Opinión | La opinión

Profesora de la USC

Nochebuena y Navidad

«Esta noche es Nochebuena y mañana Navidad». Esto me da pie para felicitarles estas fiestas antes de comenzar. Les sonará la letra por lo popular que se ha hecho a través de Los Chunguitos en la década de los ‘80. No obstante, es un villancico tradicional del que hay información desde 1950, localizada en Torralba de Calatrava (Ciudad Real). Como, a mi modo de ver, la letra no es nada especial, prefiero buscar otro villancico que les pueda alegrar estos días el anhelado encuentro familiar.

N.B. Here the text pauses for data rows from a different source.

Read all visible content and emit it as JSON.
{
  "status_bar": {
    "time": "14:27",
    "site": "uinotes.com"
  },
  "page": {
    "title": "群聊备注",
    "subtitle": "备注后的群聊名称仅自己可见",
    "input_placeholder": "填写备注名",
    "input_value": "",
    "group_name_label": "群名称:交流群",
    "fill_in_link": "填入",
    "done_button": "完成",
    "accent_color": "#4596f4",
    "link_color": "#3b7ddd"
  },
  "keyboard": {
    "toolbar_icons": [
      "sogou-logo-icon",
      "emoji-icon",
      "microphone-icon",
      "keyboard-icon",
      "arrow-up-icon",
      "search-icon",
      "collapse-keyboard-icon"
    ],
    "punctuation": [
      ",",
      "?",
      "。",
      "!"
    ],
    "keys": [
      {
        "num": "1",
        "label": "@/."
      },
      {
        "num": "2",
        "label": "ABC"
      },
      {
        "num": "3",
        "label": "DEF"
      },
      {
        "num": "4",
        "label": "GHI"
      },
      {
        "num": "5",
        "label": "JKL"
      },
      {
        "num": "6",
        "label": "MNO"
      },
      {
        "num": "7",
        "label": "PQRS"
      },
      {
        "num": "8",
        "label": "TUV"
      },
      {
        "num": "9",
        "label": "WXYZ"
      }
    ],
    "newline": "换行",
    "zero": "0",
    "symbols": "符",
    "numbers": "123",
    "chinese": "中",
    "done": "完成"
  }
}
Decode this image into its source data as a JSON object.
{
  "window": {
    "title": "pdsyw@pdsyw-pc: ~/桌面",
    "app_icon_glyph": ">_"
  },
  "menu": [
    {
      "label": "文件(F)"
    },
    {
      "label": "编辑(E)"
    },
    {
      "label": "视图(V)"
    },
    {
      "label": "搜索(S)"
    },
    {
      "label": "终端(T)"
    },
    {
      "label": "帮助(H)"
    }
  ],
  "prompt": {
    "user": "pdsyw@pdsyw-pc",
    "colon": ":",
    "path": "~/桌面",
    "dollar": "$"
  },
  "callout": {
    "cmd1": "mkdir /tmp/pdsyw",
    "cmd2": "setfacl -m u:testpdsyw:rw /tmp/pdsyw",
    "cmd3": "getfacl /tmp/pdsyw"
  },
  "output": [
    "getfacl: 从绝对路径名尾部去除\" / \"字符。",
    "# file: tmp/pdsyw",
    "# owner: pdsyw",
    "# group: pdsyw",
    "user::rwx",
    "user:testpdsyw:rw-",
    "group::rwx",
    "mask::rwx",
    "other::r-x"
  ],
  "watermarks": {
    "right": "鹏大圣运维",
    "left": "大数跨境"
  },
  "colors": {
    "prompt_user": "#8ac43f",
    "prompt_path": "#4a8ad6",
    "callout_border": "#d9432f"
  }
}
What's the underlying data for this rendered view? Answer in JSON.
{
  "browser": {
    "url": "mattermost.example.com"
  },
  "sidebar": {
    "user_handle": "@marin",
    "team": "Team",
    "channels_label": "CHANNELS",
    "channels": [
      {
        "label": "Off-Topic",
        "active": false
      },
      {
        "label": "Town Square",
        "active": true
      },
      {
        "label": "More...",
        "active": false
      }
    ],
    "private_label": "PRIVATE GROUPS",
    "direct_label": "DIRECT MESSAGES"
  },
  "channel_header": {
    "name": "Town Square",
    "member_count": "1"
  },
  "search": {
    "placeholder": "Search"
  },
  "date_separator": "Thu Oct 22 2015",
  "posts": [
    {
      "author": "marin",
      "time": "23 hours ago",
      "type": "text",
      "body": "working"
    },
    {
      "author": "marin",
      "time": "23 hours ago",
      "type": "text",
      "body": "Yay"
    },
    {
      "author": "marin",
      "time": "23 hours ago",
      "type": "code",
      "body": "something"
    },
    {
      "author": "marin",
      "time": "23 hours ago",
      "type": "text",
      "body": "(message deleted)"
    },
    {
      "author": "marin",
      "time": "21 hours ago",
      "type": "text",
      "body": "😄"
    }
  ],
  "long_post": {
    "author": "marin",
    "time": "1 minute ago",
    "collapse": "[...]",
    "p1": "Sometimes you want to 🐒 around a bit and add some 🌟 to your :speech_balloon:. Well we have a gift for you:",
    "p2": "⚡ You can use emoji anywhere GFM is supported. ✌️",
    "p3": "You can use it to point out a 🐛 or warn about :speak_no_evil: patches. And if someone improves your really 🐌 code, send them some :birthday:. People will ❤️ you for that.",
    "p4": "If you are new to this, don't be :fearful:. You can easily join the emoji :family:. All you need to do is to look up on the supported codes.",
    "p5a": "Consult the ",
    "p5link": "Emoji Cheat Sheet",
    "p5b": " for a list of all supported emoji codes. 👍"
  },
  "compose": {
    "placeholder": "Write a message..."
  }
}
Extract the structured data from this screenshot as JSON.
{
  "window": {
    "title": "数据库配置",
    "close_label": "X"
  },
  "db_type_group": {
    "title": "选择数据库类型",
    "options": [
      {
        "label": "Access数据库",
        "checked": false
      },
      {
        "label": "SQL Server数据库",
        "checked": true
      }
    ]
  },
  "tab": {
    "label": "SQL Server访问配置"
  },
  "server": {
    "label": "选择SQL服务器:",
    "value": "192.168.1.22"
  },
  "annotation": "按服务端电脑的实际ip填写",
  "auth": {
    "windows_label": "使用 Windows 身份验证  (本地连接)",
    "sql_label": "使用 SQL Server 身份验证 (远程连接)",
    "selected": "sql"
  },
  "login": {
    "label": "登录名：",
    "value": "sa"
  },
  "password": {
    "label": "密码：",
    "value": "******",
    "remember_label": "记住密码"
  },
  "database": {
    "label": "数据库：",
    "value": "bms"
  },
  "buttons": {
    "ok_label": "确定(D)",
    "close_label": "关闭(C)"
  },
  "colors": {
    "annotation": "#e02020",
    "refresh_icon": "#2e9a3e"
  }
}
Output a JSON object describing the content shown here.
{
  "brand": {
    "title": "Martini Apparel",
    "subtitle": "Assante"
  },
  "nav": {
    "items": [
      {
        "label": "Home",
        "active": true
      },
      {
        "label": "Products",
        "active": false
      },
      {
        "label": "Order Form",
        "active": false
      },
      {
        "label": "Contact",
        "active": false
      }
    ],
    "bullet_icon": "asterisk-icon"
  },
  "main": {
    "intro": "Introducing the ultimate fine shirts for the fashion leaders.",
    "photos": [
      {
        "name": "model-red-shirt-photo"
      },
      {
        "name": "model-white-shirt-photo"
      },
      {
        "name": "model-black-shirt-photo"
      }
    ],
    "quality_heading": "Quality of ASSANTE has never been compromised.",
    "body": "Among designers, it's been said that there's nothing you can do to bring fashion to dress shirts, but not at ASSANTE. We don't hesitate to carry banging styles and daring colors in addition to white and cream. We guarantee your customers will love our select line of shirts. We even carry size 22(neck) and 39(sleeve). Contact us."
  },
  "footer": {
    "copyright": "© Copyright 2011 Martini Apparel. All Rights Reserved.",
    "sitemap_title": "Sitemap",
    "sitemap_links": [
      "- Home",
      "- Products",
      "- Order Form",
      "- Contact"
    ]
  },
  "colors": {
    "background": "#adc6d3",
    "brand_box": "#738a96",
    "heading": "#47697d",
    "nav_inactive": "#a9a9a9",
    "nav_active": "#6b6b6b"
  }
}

Parto de algo que me ha pasado: siempre me llamó poderosamente la atención - ¡a saber por qué! - la figura del jumento, asno o mula que suele ponerse en el Portal. Nada aparece, ni en el Antiguo ni en el Nuevo Testamento, sobre la presencia de este u otro animal en tal lugar, pero no es banal que se les represente en un momento tan singular. Comenzaron a situarse en los belenes en 1223, cuando Francisco de Asís inicia esta tradición en Grecchio. Para saber más les invito a leer un pequeño libro de Joseph Ratzinger titulado «La bendición de la Navidad». Saciará su curiosidad.

En búsqueda de ese canto más atinado y enlazando con la importancia que cobran los animales piadosamente representados para para dar calor al Niño en aquella supuesta fría noche de Belén de Judá, les cuento una historia verídica poco conocida, simpática y del todo singular. ¿Saben que en los ss. XVII y XVIII existían ‘villancicos de gallegos’ y, ya rozando el XIX, ‘villancicos en gallego’? En ellos todo tenía un carácter local. El belén era gallego y la Virgen y el Niño también: ella, compostelana, y la nueva criatura, pariente del poderoso señor Santiago, su primo, patrón soberano de España. Bien lo relata Carlos Villanueva en una monografía de la que extraigo estas ideas. Por lo que se refiere a la mula gallega, sirva este ejemplo: «Tocay galeguiños, tocai a gaitiña, / que hoy ha nacido o rey de Galicia. // Que hasta la mula do Rey es galega, / tocay galeguiños a la paradiña». Y, por lo que se refiere al parentesco entre primos, véase esta otra: «Dime Domingón, / ¿quién es ese Neno? // Primo de Santiago, / Patrón de os Galegos».

Puestos a imaginar, se inventa también un cambio de lugar. Belén se convierte en Galicia en un pispás, una bucólica e idílica aldea rural en la que la pobreza es protagonista, tanto en la vida real como en el simbolismo que hay detrás. De todos los textos que apuntan hacia esa realidad, hay uno que, como se diría en la actualidad, a fines del s. XVIII se hizo viral. Es obra del poeta Marcos Parcero, preceptor de los niños de coro de la catedral, fallecido en 1824 y enterrado en el Capilla mayor de Santo Domingo de Bonaval. A más de uno le sonará: «Da Ulla a meu cabo veño / a Jesús que aquí se fai / ó Neno que naceu hoxe / tan probiño no portal. / A máis, coa axuda de Dios / teño mentes de botar / una tonada, que ainda / ninguén a oieu cantar». Esta tonada que se pone en boca de una pastora – sí: ¡galega! – cumple ahora 235 años, pues data de la Navidad de 1790 y pasa por ser, de momento, la primera que se conoce escrita ‘en gallego’ y para un villancico ‘de gallegos’. Para darle vida sugiero que busquen la melodía que de ella hizo el maestro de capilla de la catedral de Santiago Melchor López (1759-1822). Intuyo que les gustará.

Y para desengrasar e ir más allá de lo local, si están por esta ciudad, acérquense a visitar en el templo catedralicio la exposición de belenes del mundo en la Capilla del Pilar. Abre la mente y, por si alguno lo duda -puede que sí- comprobará que los protagonistas tienen rostros reconocibles y transmiten su propia personalidad. Viendo tal variedad verificarán que por eso no van en contra de nadie, ni de na.